2.3. Deelnemers aan het spel moesten, teneinde hun inleggeld terug te verdienen of daarboven winst te maken, nieuwe deelnemers werven voor het spel. Daartoe werden onder meer bijeenkomsten gehouden door de organisator. Die bijeenkomsten waren erop gericht buitenstaanders ertoe te brengen om ook aan het spel deel te nemen.
2.4. Belanghebbende is erin geslaagd een groot aantal personen (36) direct dan wel indirect te werven als nieuwe deelnemer aan het spel. Daartoe heeft hij deze personen actief benaderd en met velen van hen de genoemde bijeenkomsten bezocht.
2.5. Belanghebbende kreeg voor iedere door hemzelf geworven deelnemer een bepaald bedrag van de organisator. Daarnaast ontving hij bedragen van de organisator afkomstig van de deelnemers die werden aangebracht door de deelnemers die eerder door belanghebbende waren geworven.

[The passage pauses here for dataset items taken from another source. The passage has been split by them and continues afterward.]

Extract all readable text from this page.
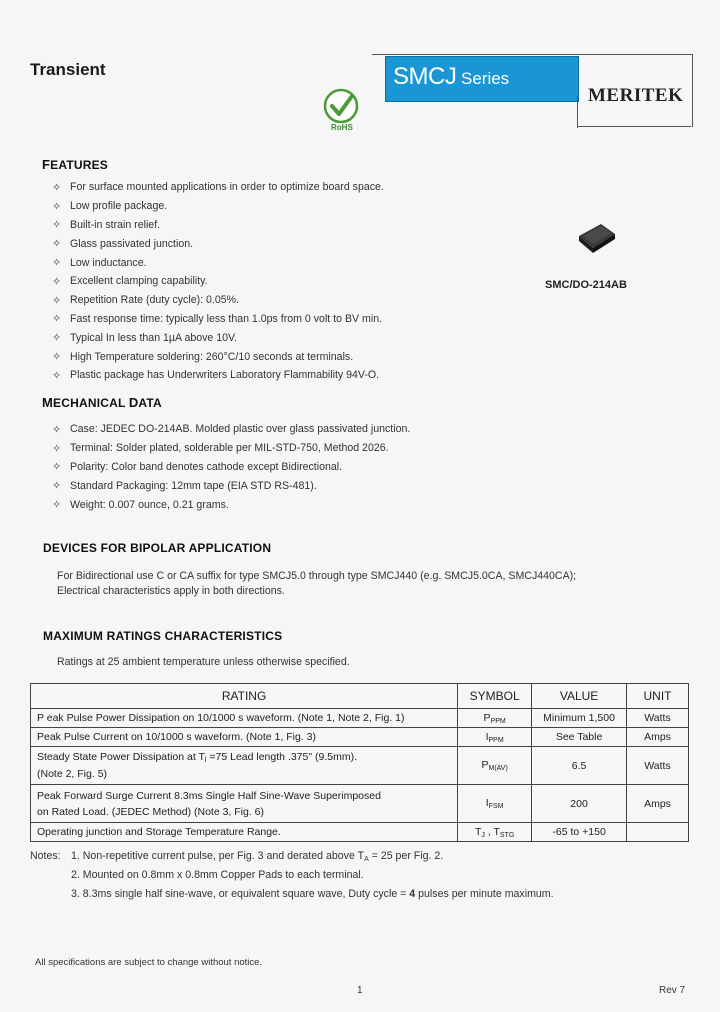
Transient	SMCJ Series
MERITEK
RoHS
FEATURES
✧ For surface mounted applications in order to optimize board space.
✧ Low profile package.
✧ Built-in strain relief.
✧ Glass passivated junction.
✧ Low inductance.
✧ Excellent clamping capability.
✧ Repetition Rate (duty cycle): 0.05%.
✧ Fast response time: typically less than 1.0ps from 0 volt to BV min.
✧ Typical In less than 1µA above 10V.
✧ High Temperature soldering: 260°C/10 seconds at terminals.
✧ Plastic package has Underwriters Laboratory Flammability 94V-O.
SMC/DO-214AB
MECHANICAL DATA
✧ Case: JEDEC DO-214AB. Molded plastic over glass passivated junction.
✧ Terminal: Solder plated, solderable per MIL-STD-750, Method 2026.
✧ Polarity: Color band denotes cathode except Bidirectional.
✧ Standard Packaging: 12mm tape (EIA STD RS-481).
✧ Weight: 0.007 ounce, 0.21 grams.
DEVICES FOR BIPOLAR APPLICATION
For Bidirectional use C or CA suffix for type SMCJ5.0 through type SMCJ440 (e.g. SMCJ5.0CA, SMCJ440CA);
Electrical characteristics apply in both directions.
MAXIMUM RATINGS CHARACTERISTICS
Ratings at 25 ambient temperature unless otherwise specified.
RATING	SYMBOL	VALUE	UNIT
P eak Pulse Power Dissipation on 10/1000 s waveform. (Note 1, Note 2, Fig. 1)	$P_{PPM}$	Minimum 1,500	Watts
Peak Pulse Current on 10/1000 s waveform. (Note 1, Fig. 3)	$I_{PPM}$	See Table	Amps

Steady State Power Dissipation at $T_l =75$ Lead length .375" (9.5mm).
(Note 2, Fig. 5)	$P_{M(AV)}$	6.5	Watts

Peak Forward Surge Current 8.3ms Single Half Sine-Wave Superimposed
on Rated Load. (JEDEC Method) (Note 3, Fig. 6)	$I_{FSM}$	200	Amps
Operating junction and Storage Temperature Range.	$T_J$ , $T_{STG}$	-65 to +150	
Notes: 1. Non-repetitive current pulse, per Fig. 3 and derated above $T_A = 25$ per Fig. 2.
2. Mounted on 0.8mm x 0.8mm Copper Pads to each terminal.
3. 8.3ms single half sine-wave, or equivalent square wave, Duty cycle = 4 pulses per minute maximum.
All specifications are subject to change without notice.
1	Rev 7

2.6. De FIOD heeft de financiële gegevens van de organisator over de periode september 1995 tot en met september 1997 onderzocht en tijdens dat onderzoek vastgesteld dat belanghebbende in 1996, na aftrek van een inleggeld van ƒ 5.000,--, in totaal voor een bedrag van ƒ 61.000,-- van de organisator heeft ontvangen.

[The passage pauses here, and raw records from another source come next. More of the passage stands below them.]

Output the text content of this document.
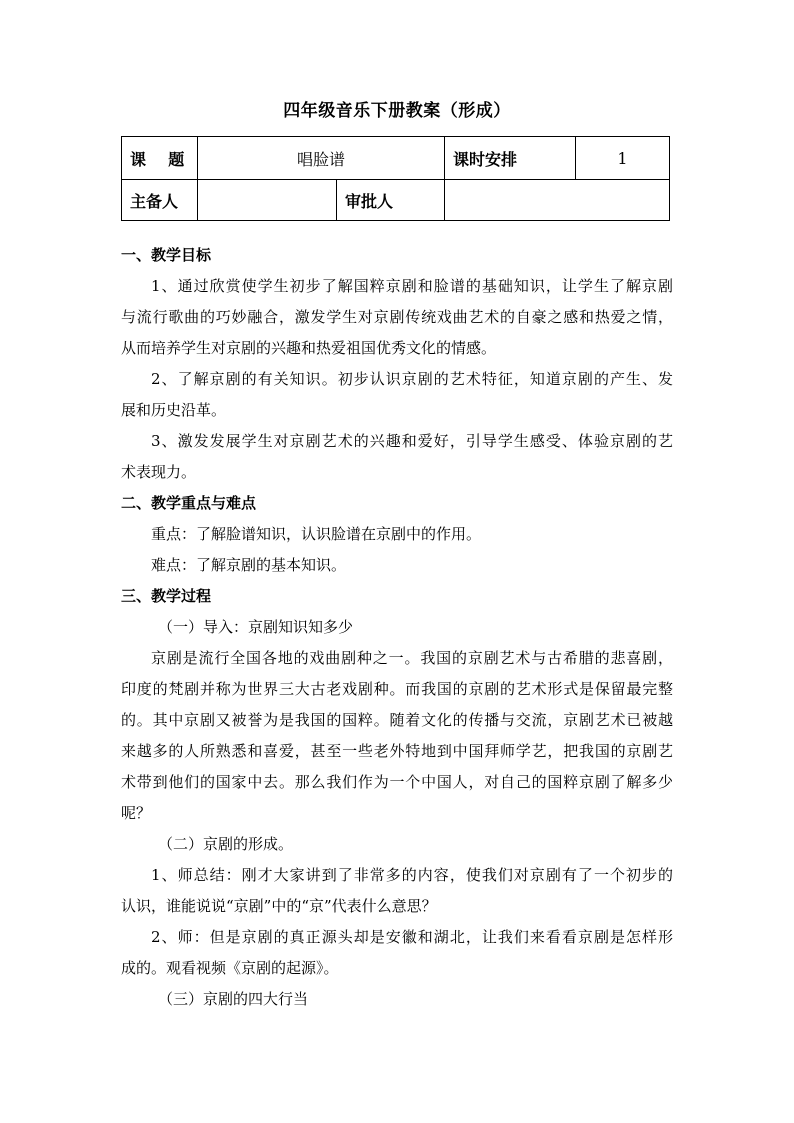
四年级音乐下册教案（形成）
课    题	唱脸谱		课时安排	1
主备人		审批人		
一、教学目标
1、通过欣赏使学生初步了解国粹京剧和脸谱的基础知识，让学生了解京剧
与流行歌曲的巧妙融合，激发学生对京剧传统戏曲艺术的自豪之感和热爱之情，
从而培养学生对京剧的兴趣和热爱祖国优秀文化的情感。
2、了解京剧的有关知识。初步认识京剧的艺术特征，知道京剧的产生、发
展和历史沿革。
3、激发发展学生对京剧艺术的兴趣和爱好，引导学生感受、体验京剧的艺
术表现力。
二、教学重点与难点
重点：了解脸谱知识，认识脸谱在京剧中的作用。
难点：了解京剧的基本知识。
三、教学过程
（一）导入：京剧知识知多少
京剧是流行全国各地的戏曲剧种之一。我国的京剧艺术与古希腊的悲喜剧，
印度的梵剧并称为世界三大古老戏剧种。而我国的京剧的艺术形式是保留最完整
的。其中京剧又被誉为是我国的国粹。随着文化的传播与交流，京剧艺术已被越
来越多的人所熟悉和喜爱，甚至一些老外特地到中国拜师学艺，把我国的京剧艺
术带到他们的国家中去。那么我们作为一个中国人，对自己的国粹京剧了解多少
呢？
（二）京剧的形成。
1、师总结：刚才大家讲到了非常多的内容，使我们对京剧有了一个初步的
认识，谁能说说“京剧”中的“京”代表什么意思？
2、师：但是京剧的真正源头却是安徽和湖北，让我们来看看京剧是怎样形
成的。观看视频《京剧的起源》。
（三）京剧的四大行当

2.7. De Inspecteur heeft het belastbare inkomen van de aanslag volgt vastgesteld en berekend:
Uitkeringen ƒ 12.275,--
Arbeidskostenforfait ƒ 2.507,--
Belastbaar inkomen aangifte ƒ 9.768,--
Inkomsten uit piramidespel ƒ 61.000,--
----------------
Belastbaar inkomen navorderingsaanslag ƒ 70.768,--
3. Het geschil, de standpunten en conclusies van partijen
3.1. Tussen partijen is in geschil het antwoord op de volgende vragen:
- Is belanghebbende ontvankelijk in zijn beroep,
- heeft belanghebbende met het piramidespel een in 1996 genoten voordeel behaald van minder dan ƒ 66.000,- ,
- kunnen de door hem geclaimde kosten alsnog in aftrek komen, en
- heeft de Inspecteur -in strijd met het gelijkheidsbeginsel- alleen die belastingplichtigen die een voordeel van netto meer dan ƒ 10.000,-- hebben behaald met het piramidespel een (navorderings-)aanslag opgelegd?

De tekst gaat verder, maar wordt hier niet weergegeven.